The famously guarded candidate attended a Mormon service today in Wolfeboro, N.H. — and he brought along a few reporters. A brief respite from the bubble.

Mitt Romney enters a church service at the Church of Jesus Christ of Latter-day Saints in Wolfeboro, N.H.

Image by Evan Vucci / AP

WOLFEBORO, N.H — A little after 10:00 a.m. on Sunday morning, Mitt Romney got out of a black SUV with his wife, greeted a couple in the parking lot, and walked into a Mormon chapel to take their seats with a small congregation of wealthy vacationers and native New Hampshirites.

And I followed him in.

As a member of Romney's traveling press corps, I've followed the candidate across the country over the past eight months. I'm also a fellow Mormon, and I've written thousands of words along the way about how our shared religion seems to be shaping his candidacy. But until today, I had never actually sat in the same chapel as him, sung the same hymns with him, and said "Amen" to the same prayers as him.

It's an experience I wasn't sure I'd ever have. For all his private devotion, Romney has refused to engage even the most innocuous questions about his faith, arguing that discussion of Mormonism should have no place in 2012's recession-worn public square. I've often wondered why the candidate insists on keeping one of the most meaningful — and humanizing — aspects of his life hidden from public view; what it was about the fundamentally un-exotic Mormon experience that he was so afraid to share.

My chance to find out came Sunday with BuzzFeed's turn in the recently-formed "protective pool," a rotating group of reporters who follow Romney everywhere he goes and file short dispatches to the rest of the press describing the candidate's schedule. As luck would have it, my turn on pool duty happened to align with the pool's first trip to church with the candidate.

Shortly after entering the chapel, Mitt and Ann filed into an aisle with their son Tagg, his wife, and their six children, while a handful of reporters took seats in the back of the chapel. As my colleagues surveyed their unremarkable surroundings, they commented on how unremarkable it all looked: a generic high-ceilinged room full of nondescript parishioners.

What I saw, though, was a slice of Mormon Americana — a buffet of congregational quirks that any Latter-day Saint would recognize.

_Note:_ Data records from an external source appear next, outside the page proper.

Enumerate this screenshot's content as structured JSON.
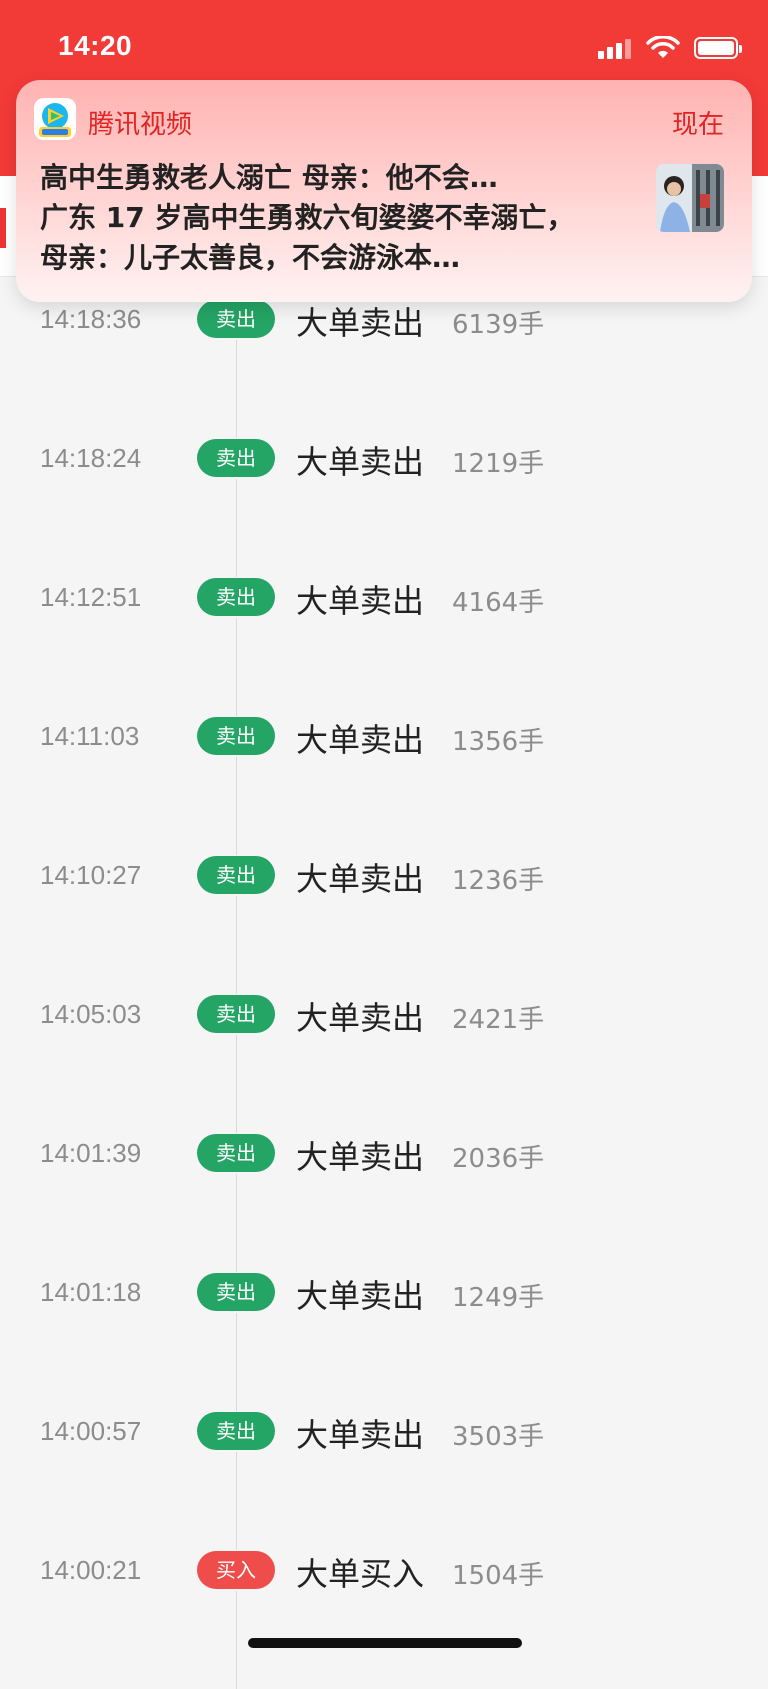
{
  "status_bar": {
    "time": "14:20"
  },
  "notification": {
    "app_name": "腾讯视频",
    "time": "现在",
    "title": "高中生勇救老人溺亡 母亲：他不会…",
    "body": "广东 17 岁高中生勇救六旬婆婆不幸溺亡，母亲：儿子太善良，不会游泳本…"
  },
  "trades": [
    {
      "time": "14:18:36",
      "badge": "卖出",
      "type": "sell",
      "label": "大单卖出",
      "qty": "6139手"
    },
    {
      "time": "14:18:24",
      "badge": "卖出",
      "type": "sell",
      "label": "大单卖出",
      "qty": "1219手"
    },
    {
      "time": "14:12:51",
      "badge": "卖出",
      "type": "sell",
      "label": "大单卖出",
      "qty": "4164手"
    },
    {
      "time": "14:11:03",
      "badge": "卖出",
      "type": "sell",
      "label": "大单卖出",
      "qty": "1356手"
    },
    {
      "time": "14:10:27",
      "badge": "卖出",
      "type": "sell",
      "label": "大单卖出",
      "qty": "1236手"
    },
    {
      "time": "14:05:03",
      "badge": "卖出",
      "type": "sell",
      "label": "大单卖出",
      "qty": "2421手"
    },
    {
      "time": "14:01:39",
      "badge": "卖出",
      "type": "sell",
      "label": "大单卖出",
      "qty": "2036手"
    },
    {
      "time": "14:01:18",
      "badge": "卖出",
      "type": "sell",
      "label": "大单卖出",
      "qty": "1249手"
    },
    {
      "time": "14:00:57",
      "badge": "卖出",
      "type": "sell",
      "label": "大单卖出",
      "qty": "3503手"
    },
    {
      "time": "14:00:21",
      "badge": "买入",
      "type": "buy",
      "label": "大单买入",
      "qty": "1504手"
    }
  ],
  "colors": {
    "header": "#f23a37",
    "sell": "#24a465",
    "buy": "#ef4d4b",
    "notification_accent": "#e02424"
  }
}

After a couple of hymns, including one titled "He Died, the Great Redeemer Died," a gaggle of teenage boys in white shirts and ties walked down the aisles passing out trays of bread and water that symbolize the flesh and blood of Jesus Christ. When one of the boys accidentally moved on before the tray got to Romney, Tagg gestured for him to return. The candidate quietly partook in the ordinance, which represents repentance for past sins and a renewed commitment to avoid them in the future. It's a key tenet of Mormonism — this notion of constant spiritual course-correction — and a campaign aide would later tell me that, wherever Romney finds himself on Sundays, he tries to attend a Mormon Sacrament meeting.

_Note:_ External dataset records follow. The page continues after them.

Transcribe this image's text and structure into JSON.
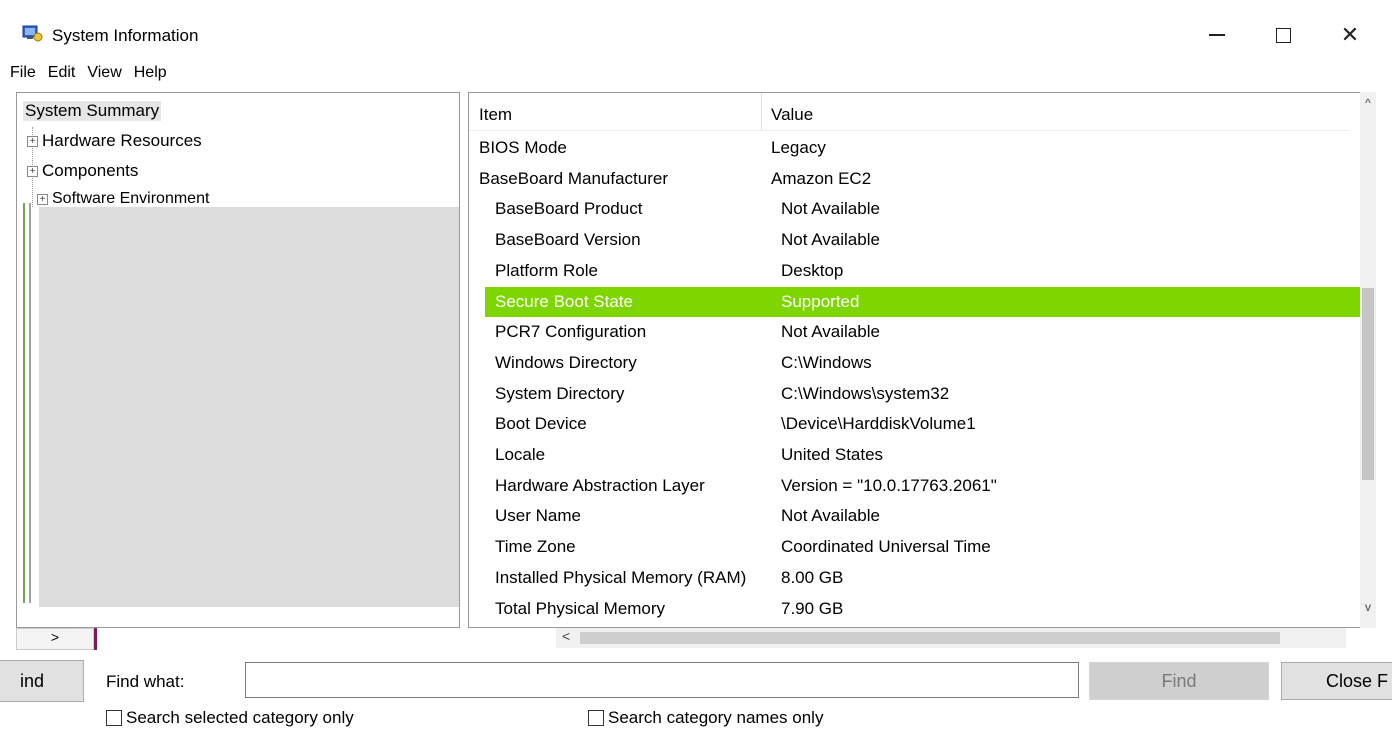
{
  "window": {
    "title": "System Information",
    "icon": "system-info-icon",
    "controls": {
      "minimize": "minimize-icon",
      "maximize": "maximize-icon",
      "close": "✕"
    }
  },
  "menu": [
    "File",
    "Edit",
    "View",
    "Help"
  ],
  "tree": {
    "root": "System Summary",
    "children": [
      "Hardware Resources",
      "Components",
      "Software Environment"
    ]
  },
  "list": {
    "headers": {
      "item": "Item",
      "value": "Value"
    },
    "rows": [
      {
        "item": "BIOS Mode",
        "value": "Legacy"
      },
      {
        "item": "BaseBoard Manufacturer",
        "value": "Amazon EC2"
      },
      {
        "item": "BaseBoard Product",
        "value": "Not Available"
      },
      {
        "item": "BaseBoard Version",
        "value": "Not Available"
      },
      {
        "item": "Platform Role",
        "value": "Desktop"
      },
      {
        "item": "Secure Boot State",
        "value": "Supported",
        "selected": true
      },
      {
        "item": "PCR7 Configuration",
        "value": "Not Available"
      },
      {
        "item": "Windows Directory",
        "value": "C:\\Windows"
      },
      {
        "item": "System Directory",
        "value": "C:\\Windows\\system32"
      },
      {
        "item": "Boot Device",
        "value": "\\Device\\HarddiskVolume1"
      },
      {
        "item": "Locale",
        "value": "United States"
      },
      {
        "item": "Hardware Abstraction Layer",
        "value": "Version = \"10.0.17763.2061\""
      },
      {
        "item": "User Name",
        "value": "Not Available"
      },
      {
        "item": "Time Zone",
        "value": "Coordinated Universal Time"
      },
      {
        "item": "Installed Physical Memory (RAM)",
        "value": "8.00 GB"
      },
      {
        "item": "Total Physical Memory",
        "value": "7.90 GB"
      }
    ],
    "selected_color": "#7ed500"
  },
  "find": {
    "left_button": "ind",
    "label": "Find what:",
    "input_value": "",
    "find_button": "Find",
    "close_button": "Close F",
    "option1": "Search selected category only",
    "option2": "Search category names only"
  }
}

After the bread and water had been dispensed, Mitt and Ann took turns juggling grandchildren, while the service's speakers — selected from the congregation, and comprised today entirely of members of the Marriott family — took their turns at the pulpit. Ali Marriott, who looked to be in her mid-twenties, had just returned from serving a mission she split between southern Utah and Oakland, Calif., and the local bishop had invited her to regale the congregation with her war stories.

At one point, Romney took a restless, blonde-haired grandson onto his lap and flipped through a picture book to quiet him. At another, a congregant with a thick New England accent stood and asked for volunteers to join the women's choir that was about to sing. Egged on by an encouraging nod from her husband, Mrs. Romney rose (along with the majority of the women in the chapel) and made her way to the stand. The hymn they sang, "Because I Have Been Given Much," is a Mormon standard, whose pay-it-forward moral teaches that every individual should use the blessings they've received to bless the lives of others.

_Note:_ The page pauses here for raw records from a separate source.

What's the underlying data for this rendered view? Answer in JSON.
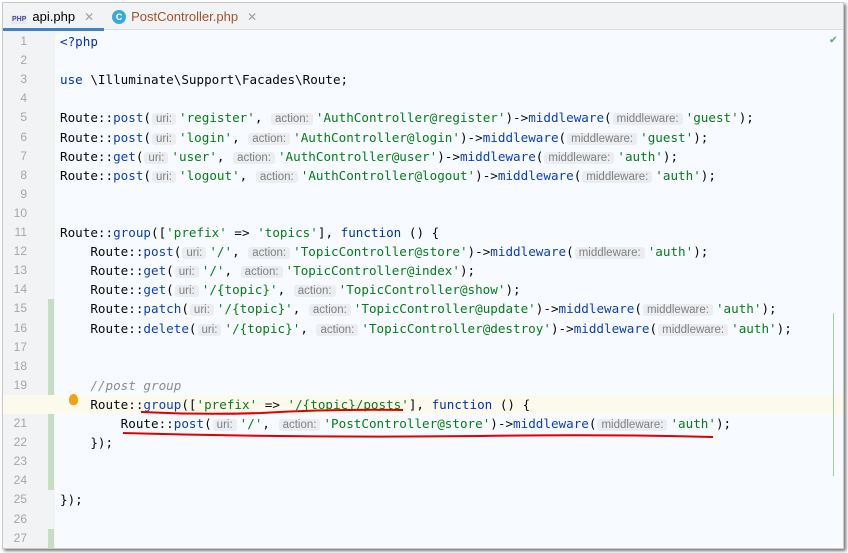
{
  "tabs": [
    {
      "label": "api.php",
      "icon": "php-file-icon",
      "active": true
    },
    {
      "label": "PostController.php",
      "icon": "class-icon",
      "active": false
    }
  ],
  "status_icon": "check-icon",
  "current_line": 20,
  "lines": [
    [
      [
        "k",
        "<?php"
      ]
    ],
    [],
    [
      [
        "k",
        "use"
      ],
      [
        "p",
        " \\Illuminate\\Support\\Facades\\Route;"
      ]
    ],
    [],
    [
      [
        "p",
        "Route::"
      ],
      [
        "f",
        "post"
      ],
      [
        "p",
        "("
      ],
      [
        "h",
        "uri:"
      ],
      [
        "s",
        "'register'"
      ],
      [
        "p",
        ", "
      ],
      [
        "h",
        "action:"
      ],
      [
        "s",
        "'AuthController@register'"
      ],
      [
        "p",
        ")->"
      ],
      [
        "f",
        "middleware"
      ],
      [
        "p",
        "("
      ],
      [
        "h",
        "middleware:"
      ],
      [
        "s",
        "'guest'"
      ],
      [
        "p",
        ");"
      ]
    ],
    [
      [
        "p",
        "Route::"
      ],
      [
        "f",
        "post"
      ],
      [
        "p",
        "("
      ],
      [
        "h",
        "uri:"
      ],
      [
        "s",
        "'login'"
      ],
      [
        "p",
        ", "
      ],
      [
        "h",
        "action:"
      ],
      [
        "s",
        "'AuthController@login'"
      ],
      [
        "p",
        ")->"
      ],
      [
        "f",
        "middleware"
      ],
      [
        "p",
        "("
      ],
      [
        "h",
        "middleware:"
      ],
      [
        "s",
        "'guest'"
      ],
      [
        "p",
        ");"
      ]
    ],
    [
      [
        "p",
        "Route::"
      ],
      [
        "f",
        "get"
      ],
      [
        "p",
        "("
      ],
      [
        "h",
        "uri:"
      ],
      [
        "s",
        "'user'"
      ],
      [
        "p",
        ", "
      ],
      [
        "h",
        "action:"
      ],
      [
        "s",
        "'AuthController@user'"
      ],
      [
        "p",
        ")->"
      ],
      [
        "f",
        "middleware"
      ],
      [
        "p",
        "("
      ],
      [
        "h",
        "middleware:"
      ],
      [
        "s",
        "'auth'"
      ],
      [
        "p",
        ");"
      ]
    ],
    [
      [
        "p",
        "Route::"
      ],
      [
        "f",
        "post"
      ],
      [
        "p",
        "("
      ],
      [
        "h",
        "uri:"
      ],
      [
        "s",
        "'logout'"
      ],
      [
        "p",
        ", "
      ],
      [
        "h",
        "action:"
      ],
      [
        "s",
        "'AuthController@logout'"
      ],
      [
        "p",
        ")->"
      ],
      [
        "f",
        "middleware"
      ],
      [
        "p",
        "("
      ],
      [
        "h",
        "middleware:"
      ],
      [
        "s",
        "'auth'"
      ],
      [
        "p",
        ");"
      ]
    ],
    [],
    [],
    [
      [
        "p",
        "Route::"
      ],
      [
        "f",
        "group"
      ],
      [
        "p",
        "(["
      ],
      [
        "s",
        "'prefix'"
      ],
      [
        "p",
        " => "
      ],
      [
        "s",
        "'topics'"
      ],
      [
        "p",
        "], "
      ],
      [
        "k",
        "function"
      ],
      [
        "p",
        " () {"
      ]
    ],
    [
      [
        "p",
        "    Route::"
      ],
      [
        "f",
        "post"
      ],
      [
        "p",
        "("
      ],
      [
        "h",
        "uri:"
      ],
      [
        "s",
        "'/'"
      ],
      [
        "p",
        ", "
      ],
      [
        "h",
        "action:"
      ],
      [
        "s",
        "'TopicController@store'"
      ],
      [
        "p",
        ")->"
      ],
      [
        "f",
        "middleware"
      ],
      [
        "p",
        "("
      ],
      [
        "h",
        "middleware:"
      ],
      [
        "s",
        "'auth'"
      ],
      [
        "p",
        ");"
      ]
    ],
    [
      [
        "p",
        "    Route::"
      ],
      [
        "f",
        "get"
      ],
      [
        "p",
        "("
      ],
      [
        "h",
        "uri:"
      ],
      [
        "s",
        "'/'"
      ],
      [
        "p",
        ", "
      ],
      [
        "h",
        "action:"
      ],
      [
        "s",
        "'TopicController@index'"
      ],
      [
        "p",
        ");"
      ]
    ],
    [
      [
        "p",
        "    Route::"
      ],
      [
        "f",
        "get"
      ],
      [
        "p",
        "("
      ],
      [
        "h",
        "uri:"
      ],
      [
        "s",
        "'/{topic}'"
      ],
      [
        "p",
        ", "
      ],
      [
        "h",
        "action:"
      ],
      [
        "s",
        "'TopicController@show'"
      ],
      [
        "p",
        ");"
      ]
    ],
    [
      [
        "p",
        "    Route::"
      ],
      [
        "f",
        "patch"
      ],
      [
        "p",
        "("
      ],
      [
        "h",
        "uri:"
      ],
      [
        "s",
        "'/{topic}'"
      ],
      [
        "p",
        ", "
      ],
      [
        "h",
        "action:"
      ],
      [
        "s",
        "'TopicController@update'"
      ],
      [
        "p",
        ")->"
      ],
      [
        "f",
        "middleware"
      ],
      [
        "p",
        "("
      ],
      [
        "h",
        "middleware:"
      ],
      [
        "s",
        "'auth'"
      ],
      [
        "p",
        ");"
      ]
    ],
    [
      [
        "p",
        "    Route::"
      ],
      [
        "f",
        "delete"
      ],
      [
        "p",
        "("
      ],
      [
        "h",
        "uri:"
      ],
      [
        "s",
        "'/{topic}'"
      ],
      [
        "p",
        ", "
      ],
      [
        "h",
        "action:"
      ],
      [
        "s",
        "'TopicController@destroy'"
      ],
      [
        "p",
        ")->"
      ],
      [
        "f",
        "middleware"
      ],
      [
        "p",
        "("
      ],
      [
        "h",
        "middleware:"
      ],
      [
        "s",
        "'auth'"
      ],
      [
        "p",
        ");"
      ]
    ],
    [],
    [],
    [
      [
        "c",
        "    //post group"
      ]
    ],
    [
      [
        "p",
        "    Route::"
      ],
      [
        "f",
        "group"
      ],
      [
        "p",
        "(["
      ],
      [
        "s",
        "'prefix'"
      ],
      [
        "p",
        " => "
      ],
      [
        "s",
        "'/{topic}/posts'"
      ],
      [
        "p",
        "], "
      ],
      [
        "k",
        "function"
      ],
      [
        "p",
        " () {"
      ]
    ],
    [
      [
        "p",
        "        Route::"
      ],
      [
        "f",
        "post"
      ],
      [
        "p",
        "("
      ],
      [
        "h",
        "uri:"
      ],
      [
        "s",
        "'/'"
      ],
      [
        "p",
        ", "
      ],
      [
        "h",
        "action:"
      ],
      [
        "s",
        "'PostController@store'"
      ],
      [
        "p",
        ")->"
      ],
      [
        "f",
        "middleware"
      ],
      [
        "p",
        "("
      ],
      [
        "h",
        "middleware:"
      ],
      [
        "s",
        "'auth'"
      ],
      [
        "p",
        ");"
      ]
    ],
    [
      [
        "p",
        "    });"
      ]
    ],
    [],
    [],
    [
      [
        "p",
        "});"
      ]
    ],
    [],
    []
  ],
  "annotation_color": "#e00000"
}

Standing with about 40 smiling women dressed in long colorful skirts and Sunday dresses, Mrs. Romney sang the lyrics, "I shall divide my gifts from thee with every brother that I see, who has the need of help from me."

There's a long history of press attending church with presidential candidates, and Romney's own father was no exception. The famously forthright George Romney made a show of being open about his Mormonism when he sought the presidency 40 years ago, answering reporters' questions about his religious undergarments, and inviting the entire campaign press corps to hear him give a sermon about social justice at a Mormon church meeting.

But, as with many other aspects of his campaign, the younger Romney has defined his public approach to religion in opposition to his father's, sticking closely to a script that doesn't include the word "Momon." When Associated Press reporter Kasie Hunt followed the Romney family to church earlier this summer, the details in her dispatch were so hard-won that they were treated like an exposé in the press.

The working thesis of the chattering class has been that Romney eschews discussion of his faith for political reasons. But as the Sacrament Meeting wound down Sunday morning with the congregation singing a hymn titled "I Need Thee Every Hour" — and Romney fervently joining in — the election seemed far away. The man who would soon stand on a stage in Tampa and officially accept the Republican presidential nomination received no special welcome from his congregation. His presence wasn't acknowledged from the pulpit. And when a congregant offered the service's closing prayer, she didn't ask God to bless him with electoral success.

Instead, she asked that "Heavenly Father" guide and inspire those who were present, and help them to be mindful of others in need. When she finished, Romney said "Amen," wiped his eyes, and stood, smiling, to greet a man he appeared to know.

This was his respite from the campaign bubble — the last chunk of his personal life that he hasn't allowed to be consumed by presidential politics. And while members of the protective pool will be joining Romney at church for the duration of the election, he gave no sign on Sunday that he planned to turn his faith into a talking point.

When the last "Amen" was said, Secret Service agents quickly ushered reporters out of the building, where we stood on the hot sidewalk outside awaiting word on the candidate's plans. After a few minutes, an aide emerged with news.

"He's going to stay for Sunday school," the aide said. "We're going to wait in the vans."